Une simple ordonnance ministérielle suffirait pour porter remède au mal que nous venons d’indiquer ; il n’en est pas de même de celui que nous allons signaler, mal d’autant plus grave, qu’il attaque la pêche dans sa source même, et qu’il s’agit d’une de ces conventions internationales qu’on ne modifie pas aisément. Nous voulons parler du traité entre la France et l’Angleterre conclu en 1839, complété par le règlement de 1843 et par l’ordonnance de publication et la loi pénale de 1846. Sollicité par la France, dans la pensée d’assurer à nos pêcheurs nationaux l’exploitation des huîtrières de la baie de Granville, ce traité pose en principe général l’éloignement réciproque des pêcheurs des deux nations à trois milles au-delà des points qui découvrent lors des grandes marées. Cette clause a chassé nos pêcheurs des parages où ont eu lieu de tout temps les pêches de hareng les plus abondantes. Les résultats ne se sont pas fait attendre. De 1846 à 1847, le nombre des navires envoyés par Boulogne à la pêche d’été est tombé de 88 à 63, c’est-à-dire que les armemens ont diminué de près du quart. Par contre, les achats frauduleux de poisson étranger ont pris une activité nouvelle que semble désormais excuser l’état d’infériorité ruineuse où le nouveau régime a placé nos pêcheries[1]. Obtenir le rapport de cette convention, en ce qu’elle a de trop onéreux pour nous, serait un véritable bienfait pour des populations entières. Mais l’Angleterre est avertie : depuis la mise en vigueur du traité de 1839, sa pêche a pris une extension considérable ; des localités, dont la misère était proverbiale, sont aujourd’hui dans l’aisance[2], et il est bien à craindre qu’instruite par l’expérience, elle ne veuille renoncer à aucun de ces avantages.

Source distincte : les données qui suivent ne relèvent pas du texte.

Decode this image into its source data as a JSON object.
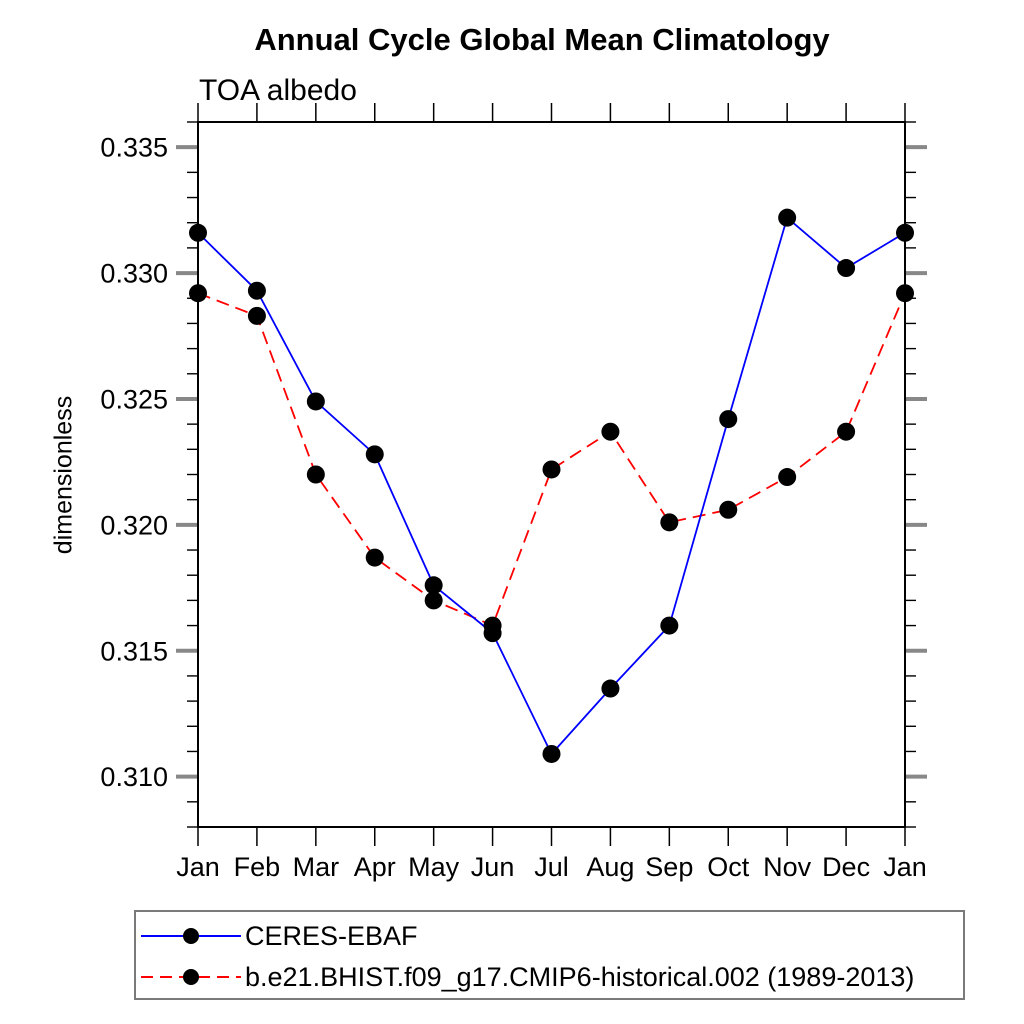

On se plaint généralement que les harengs deviennent plus rares sur nos côtes de la Manche. Le relevé des pêches d’hiver faites à Boulogne pendant les dix dernières années n’indique pourtant pas de diminution sensible. Ce relevé présente seulement dans les résultats annuels une alternance assez régulière, d’où il résulte que les produits

  1. Nos navires trouvent beaucoup plus avantageux d’acheter le poisson aux Écossais que de le pêcher eux-mêmes. Le hareng est tellement commun dans les mers d’Écosse, que dans certaines localités on s’en sert pour fumer les terres. Les pêcheurs de cette nation cèdent aux nôtres une tonne de harengs tout salés pour le prix de 4 à 6 shellings, c’est-à-dire de 5 fr. à 7 fr. 50 cent. (Renseignemens communiqués par M. Despouy.)
  2. Renseignemens fournis par M. Demarle.